Ammonia Volatilization from Flooded Soil Systems: A Computer Model. III. Validation of the Model

An NH 3 ‐volatilization model predicting NH 3 loss as a function of five input variables was validated using a wind tunnel to simulate rice paddy conditions and direct field experiments. A total of five variables in a central composite statistical design were compared to study the interactive effects of NH 4 ‐N concentration, pH, temperature, wind speed, and water depth. Experiments were also conducted in a flooded rice field with polypropylene basins placed at water level.
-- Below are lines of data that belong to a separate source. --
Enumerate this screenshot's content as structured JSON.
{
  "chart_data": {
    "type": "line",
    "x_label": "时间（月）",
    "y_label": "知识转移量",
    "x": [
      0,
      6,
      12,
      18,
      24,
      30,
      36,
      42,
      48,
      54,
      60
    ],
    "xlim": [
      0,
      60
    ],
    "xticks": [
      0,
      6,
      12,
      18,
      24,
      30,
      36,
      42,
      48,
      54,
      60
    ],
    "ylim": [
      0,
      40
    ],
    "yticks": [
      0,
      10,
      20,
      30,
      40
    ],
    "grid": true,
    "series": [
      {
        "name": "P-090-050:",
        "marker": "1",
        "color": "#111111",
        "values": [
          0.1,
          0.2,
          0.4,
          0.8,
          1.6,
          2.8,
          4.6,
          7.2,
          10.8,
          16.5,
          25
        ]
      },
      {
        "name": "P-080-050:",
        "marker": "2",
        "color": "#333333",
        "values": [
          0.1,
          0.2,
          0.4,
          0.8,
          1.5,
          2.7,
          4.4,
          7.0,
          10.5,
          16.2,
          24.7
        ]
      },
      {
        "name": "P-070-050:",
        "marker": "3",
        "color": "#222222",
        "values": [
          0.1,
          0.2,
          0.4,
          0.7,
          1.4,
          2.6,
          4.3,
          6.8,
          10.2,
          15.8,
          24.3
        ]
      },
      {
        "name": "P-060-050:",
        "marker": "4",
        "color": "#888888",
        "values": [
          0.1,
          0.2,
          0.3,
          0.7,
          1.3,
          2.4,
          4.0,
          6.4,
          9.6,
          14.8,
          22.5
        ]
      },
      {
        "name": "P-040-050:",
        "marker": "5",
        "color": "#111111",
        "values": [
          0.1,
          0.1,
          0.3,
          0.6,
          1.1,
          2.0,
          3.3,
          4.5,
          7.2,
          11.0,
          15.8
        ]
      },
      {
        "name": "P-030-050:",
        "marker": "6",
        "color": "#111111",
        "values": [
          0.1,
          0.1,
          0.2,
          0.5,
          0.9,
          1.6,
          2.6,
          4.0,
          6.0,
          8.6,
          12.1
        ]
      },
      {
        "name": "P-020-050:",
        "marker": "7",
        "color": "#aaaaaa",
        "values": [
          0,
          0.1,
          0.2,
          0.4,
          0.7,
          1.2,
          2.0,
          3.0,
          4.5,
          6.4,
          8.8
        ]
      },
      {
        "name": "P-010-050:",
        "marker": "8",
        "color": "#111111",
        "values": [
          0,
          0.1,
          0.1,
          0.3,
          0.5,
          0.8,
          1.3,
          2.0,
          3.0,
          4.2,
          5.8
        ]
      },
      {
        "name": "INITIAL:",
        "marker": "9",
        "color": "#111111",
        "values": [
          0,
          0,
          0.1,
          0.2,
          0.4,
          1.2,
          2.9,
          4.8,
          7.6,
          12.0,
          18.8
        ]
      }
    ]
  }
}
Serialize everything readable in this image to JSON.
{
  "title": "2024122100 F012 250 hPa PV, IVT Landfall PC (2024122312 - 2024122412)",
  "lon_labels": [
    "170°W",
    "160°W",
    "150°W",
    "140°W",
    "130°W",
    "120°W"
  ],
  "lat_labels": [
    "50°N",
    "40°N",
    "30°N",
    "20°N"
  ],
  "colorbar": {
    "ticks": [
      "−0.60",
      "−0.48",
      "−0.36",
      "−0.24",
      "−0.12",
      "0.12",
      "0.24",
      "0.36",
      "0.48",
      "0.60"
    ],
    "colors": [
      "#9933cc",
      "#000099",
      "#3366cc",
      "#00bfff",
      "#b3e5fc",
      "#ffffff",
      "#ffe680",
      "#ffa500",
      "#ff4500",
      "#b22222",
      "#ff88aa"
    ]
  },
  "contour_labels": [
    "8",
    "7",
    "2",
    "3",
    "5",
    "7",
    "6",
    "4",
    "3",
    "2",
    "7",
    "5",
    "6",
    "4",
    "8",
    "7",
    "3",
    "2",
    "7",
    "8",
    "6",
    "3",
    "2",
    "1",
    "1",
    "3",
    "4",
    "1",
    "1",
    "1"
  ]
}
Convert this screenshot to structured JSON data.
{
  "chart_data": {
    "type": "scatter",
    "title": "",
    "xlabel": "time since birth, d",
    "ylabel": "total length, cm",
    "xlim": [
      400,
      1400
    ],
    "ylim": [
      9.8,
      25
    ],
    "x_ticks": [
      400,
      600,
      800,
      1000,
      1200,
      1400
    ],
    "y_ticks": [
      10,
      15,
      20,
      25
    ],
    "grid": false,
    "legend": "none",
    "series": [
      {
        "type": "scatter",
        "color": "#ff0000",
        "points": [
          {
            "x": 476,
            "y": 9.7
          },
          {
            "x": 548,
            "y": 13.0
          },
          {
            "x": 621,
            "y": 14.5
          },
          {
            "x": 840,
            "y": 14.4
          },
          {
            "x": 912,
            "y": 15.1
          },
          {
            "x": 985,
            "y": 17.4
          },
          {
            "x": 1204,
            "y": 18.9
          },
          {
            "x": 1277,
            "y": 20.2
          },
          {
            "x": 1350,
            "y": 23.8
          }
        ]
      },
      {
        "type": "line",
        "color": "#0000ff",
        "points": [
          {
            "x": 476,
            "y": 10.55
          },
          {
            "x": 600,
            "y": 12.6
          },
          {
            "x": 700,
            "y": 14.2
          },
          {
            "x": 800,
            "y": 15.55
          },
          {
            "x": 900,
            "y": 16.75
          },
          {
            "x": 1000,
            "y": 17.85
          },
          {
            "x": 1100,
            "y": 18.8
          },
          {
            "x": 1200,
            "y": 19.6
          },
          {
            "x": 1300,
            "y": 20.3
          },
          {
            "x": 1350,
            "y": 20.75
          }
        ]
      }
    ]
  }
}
Samples were collected every hour for determination of NH 4 ‐N concentration. Temperature, pH, and wind speed were recorded continuously, and water depth was constant. Wind‐tunnel data showed that the model predicted observed values with excellent accuracy in the range of conditions found in flooded rice systems. The regression of predicted NH 3 loss on observed losses resulted in an r 2 of 0.98 and a regression slope of 0.99. Field experiments also showed very close agreement between predicted and experimental values with 6‐, 12‐, and 24‐h averages of pH, temperature, and wind speed. The model validation confirmed the theory that NH 3 volatilization is a function of NH 3 (aq) concentration and the volatilization rate constant for NH 3 , which are dependent on five variables: floodwater NH 4 concentration, pH, temperature, water depth, and wind speed. The model is theoretically sound and predicts NH 3 loss with a high level of accuracy using a menu‐driven computer program with easily measurable variables, and can be used in comparison studies of NH 3 loss at the same site.